Et c’est souvent, je vous rejoins, parce que les touristes arrivent en grand nombre, en terrain conquis, pour se voir offrir un service en premier lieu et pas par envie de découvrir une région; par désir confortable de rester exactement le même que chez soi et d’accéder à des privilèges impossibles à obtenir dans son pays et pas par besoin d’être “un autre” soi-même au contact d’une autre région et de ses habitants, que les règles de l’hospitalité, qui reposent sur le principe du don et du contre-don, se déglinguent inéluctablement. Parce que nombreux sont les touristes qui se déplacent à la vitesse de l’éclair et à coût de kérosène artificiellement tenu bien au-dessous du prix du marché, parce qu’ils dénaturent, par leur présence même, le fragile équilibre entre la qualité de vie dans une région et l’appât du gain (les habitants de Porto virés du centre ville par les lucratifs RBNB, pour ne citer qu’un microscopique exemple), l’accueil ne peut plus être le même, bien sûr.
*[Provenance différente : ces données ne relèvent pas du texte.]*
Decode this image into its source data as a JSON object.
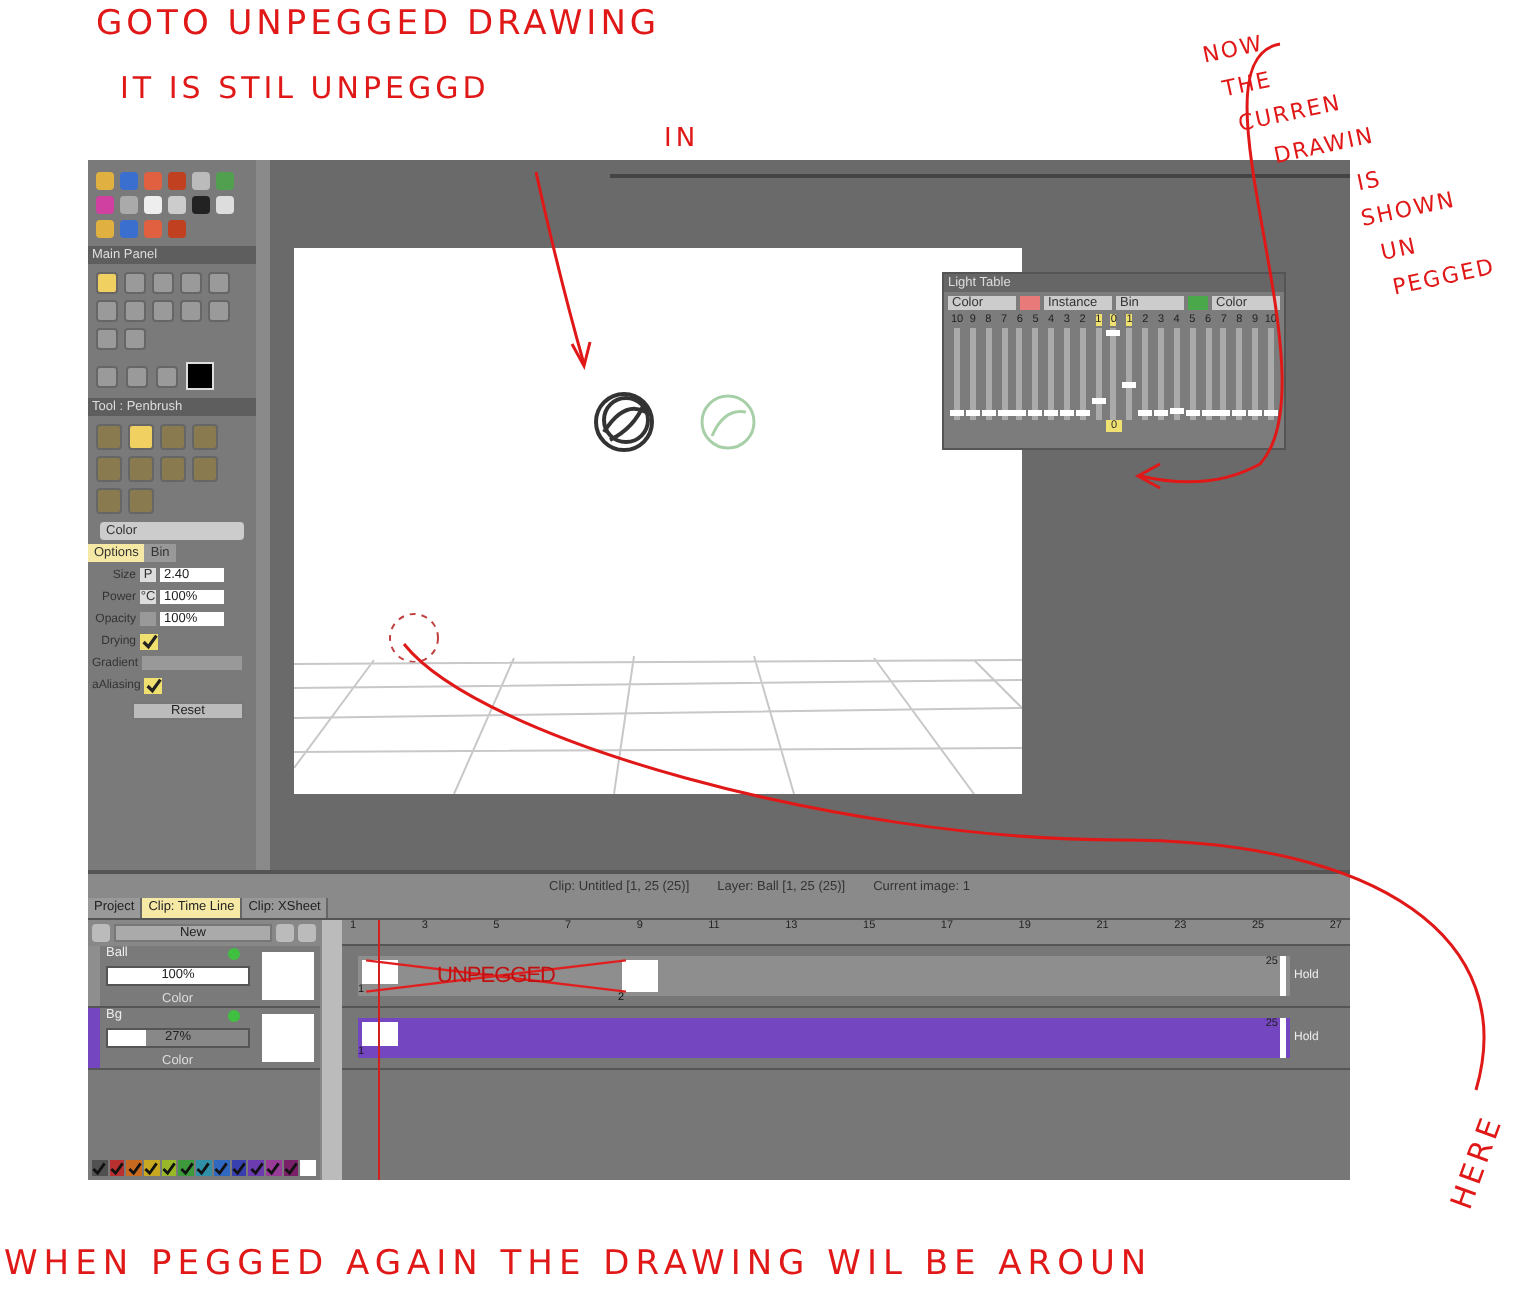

La question du tourisme comme bien de consommation à grande échelle pose un épineux problème à notre planète et à nos rapports sociaux.
Notez que je ne sais pas si l’accueil problématique réservé par endroits dans nos établissements suisses ressort de la même analyse…
“On s’en fout, on n’est pas d’ici, on s’en va demain.”
La citation en exergue de cet intéressant texte m’a interpellée. Elle servait de phrase-talisman au père de Marguerite Yourcenar, dans les moments difficiles.
Comme je n’en connaissais pas encore le contexte, j’ai d’abord pensé qu’il s’agissait d’une phrase dite par des clients mécontents laissant leur ch’nit derrière eux, avec un certain plaisir vengeur, et tant pis pour les pauvres nettoyeurs qui devaient s’occuper des intimités de ces hôtes j’m’en-foutistes, et tant pis aussi pour les réparateurs qui allaient devoir s’occuper des rideaux tombés, des lavabos bouchés et autre petits dégâts occasionnés par une seule nuit d’hôtel. Je me suis aussi dit, ayant eu de nombreux échos à propos des vols commis dans les hôtels et restaurants, pas seulement de petites cuillères, de verres ou de soucoupes, mais carrément de linges-éponge, de papier de toilette ou même de tableaux, que cette phrase rassurait les auteurs de ces larcins, leur permettant de s’approprier des biens sans s’en soucier plus que ça.
C’est pourtant bien à l’art de s’en aller que se référait le père de Marguerite Yourcenar, lorsqu’il apprenait à sa fille à ne pas s’étaler sur les problèmes et les obstacles rencontrés. Il ne s’agissait pas de fuir des pays, des hôtes ou des hôtels, mais bien d’acquérir la sagesse de se détacher de ce qui pourrait encombrer l’esprit : l’aigreur, le dépit, voire la colère d’avoir été mal reçu.
“L’art de s’en aller“, joli programme, et comme c’est bien dit !
L’illustratrice de ce blog Foliosophy, Nelly Damas, est toujours aussi géniale : sa cloche-couvre-plat est drôlement bien trouvée : ouverte pour nous souhaiter la bienvenue – et pour garder ce mot délectable au chaud -, elle a aussi l’air d’une mâchoire avide, avalant carrément le mot au lieu de l’offrir, tout en nous le présentant sur un plat alléchant…
“Une image vaut mille mots”, semble avoir dit Confucius, et la patte de Nelly Damas le confirme : on peut faire défiler toutes les illustrations précédentes, imageant à merveille tous ces textes destinés à “conjuguer la réflexion sur l’humain et les trésors de la philosophie”, elles sont toutes réussies.